次元転移能力が発動できないのは、俺がまだまだ本気になっていないだけだ。
でも、みんなを連れて行くって言うのは・・・酔った勢いだろう。
「皆んなを日本に連れて行くという話は置いといて、そんな訳で俺は婿には入れない」
「そんな・・・」
「結婚しないと言っている訳じゃないんだ」
「でも・・・」
「それにジュリーの兄貴や弟くんが死んだ訳じゃないんだろ?」
「・・・はい。たまに手紙が届きます」
「なら、兄貴か弟くんが家を継げばいいじゃないか」
「ノリ、聞いてなかったのか?生きて戦争から戻ってきた奴はいないんだ」
「聞いてたよ」
「お前、まさか?」
「戦争を終わらせればいいんだよ」
「簡単に言うなぁ」
「戻りたい奴を元の世界に戻してやれば、戦う理由がなくなる」
「・・・どうやって戻すんだ?」
「俺が本気を出せば・・・」
「じゃあ今、本気を出せ!お前は『やればできる子』なんだろ!?」
「・・・今日はやめておこう」
「ちっ!」
今はその気になれない。
俺が本気を出す時期ではないような気がしているだけだ。
「そろそろ到着しますね」
「あぁ」
木造平屋の分校という感じの建物が見えてきた。
3日しか離れていないのに懐かしい感じがする。
庭に車を停めたらタームが飛んできた。
「ターム、イサさんはいるか?」
「はい、イサ様は中においでです。一ノ瀬様がいらっしゃったことを伝えてきますので、少々お待ちください」
「あれ?」
タームは建物の中に走っていった。
3日前とはえらく印象が違うんだけど?
「タームって普段からあんなに丁寧な言葉遣いをしているの?」
「当たり前だろ?彼奴はイサの使用人なんだし」
「目つきが悪いからもっと小生意気なのかと思っていた」
「金狼族だから仕方ないだろ」
俺が思っていたよりもタームは好青年だったのか?
いや、確かに俺に対する態度はデカかった。
俺だけのときは舐めた態度を取っていたんじゃないのか?
犬は群れの中の上位者によく従い、命令に忠実だがタームは俺のことを自分より下位だと思っているに違いない。
1度、徹底的に痛めつけて何方が上位者なのか教え込んだ方がいいな。
「皆さん、どうされたのですか?」
イサさんが小走りでやってきた。
「御師さん、お久しぶりです」
「久しぶりって、まだ3日しか経っていませんよ」
「今日は御師さんに報告があります!」
「何ですか?」
「ジュリー、おいで」
「・・・はい」
俺はジュリーの肩を抱いた。
「俺たち、結婚します!」
「え?」
「・・・」
「俺たち、幸せになります!」
「え?え?」
「・・・」
「紹介します。
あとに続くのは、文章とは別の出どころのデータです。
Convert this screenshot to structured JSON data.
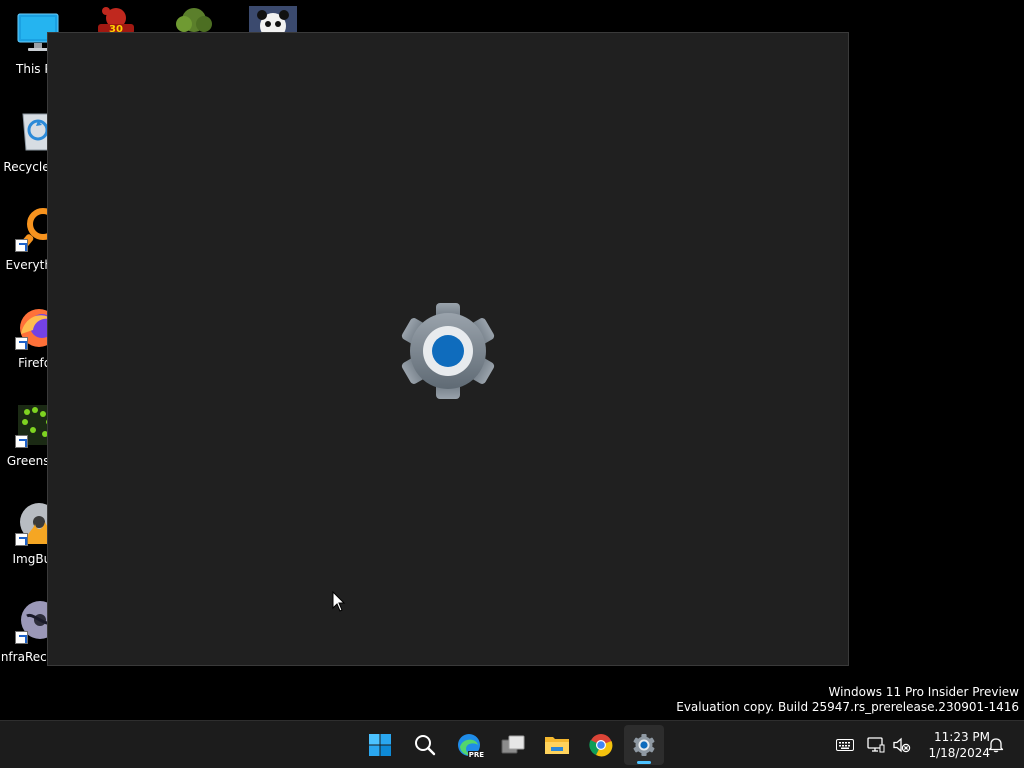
{
  "desktop": {
    "icons": [
      {
        "label": "This PC"
      },
      {
        "label": "Recycle Bin"
      },
      {
        "label": "Everything"
      },
      {
        "label": "Firefox"
      },
      {
        "label": "Greenshot"
      },
      {
        "label": "ImgBurn"
      },
      {
        "label": "InfraRecorder"
      }
    ],
    "top_badge": "30"
  },
  "settings_window": {
    "splash_icon": "gear-icon",
    "accent": "#0f6cbd"
  },
  "watermark": {
    "line1": "Windows 11 Pro Insider Preview",
    "line2": "Evaluation copy. Build 25947.rs_prerelease.230901-1416"
  },
  "taskbar": {
    "background": "#1c1c1c",
    "active_indicator": "#4cc2ff",
    "buttons": [
      {
        "icon": "windows-start-icon"
      },
      {
        "icon": "search-icon"
      },
      {
        "icon": "edge-preview-icon",
        "badge": "PRE"
      },
      {
        "icon": "task-view-icon"
      },
      {
        "icon": "file-explorer-icon"
      },
      {
        "icon": "chrome-icon"
      },
      {
        "icon": "settings-icon"
      }
    ]
  },
  "tray": {
    "time": "11:23 PM",
    "date": "1/18/2024"
  }
}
俺のお嫁さん、ジュリーです」
「・・・」
「あれ?ジュリー、どうしたの?」
ジュリーは俺を見つめたままフリーズしている。
「私・・・お嫁には行けません。ノリユキさんがお婿に来てください。わぁーん」
ジュリーは泣き出してしまった。
「どうしたの?車の中でも話した通り、俺が戦争を終わらせるから・・・」
「わぁーん」
ジュリーはしゃがみこんで大泣きしている。
金髪さんはジュリーの肩を抱き、俺を見上げて睨んだ。
「『魔族』との戦争はもう長い間、続いているのだ。これは一ノ瀬殿がどうこうできる戦いではないことをジュリーは分かっているんだ!」
「どうして、俺が出来ないと思っているの?」
「くっ!国と国との戦争なんだぞ!?個人がどうこうできる訳なかろう!」
「ひひひひ、いや。ノリなら出来るんじゃないか?」
「ドロシー殿、何を根拠に!」
「何故ならノリは『やればできる子』だからさ」
「いい加減なことを!」
「大丈夫、大丈夫。まーかーせーてー!」
俺は某高校光画部OBと同じポーズを取り、胸を張って見せた。
「ノリ、吐いた唾は飲み込めんぞ!」
「あぁ、承知している」
「ノリユキさん・・・」
俺が本気を出せば、戦争だって終わらせてみせる。
ただ、生まれてこの方『本気』になったことがないだけだ。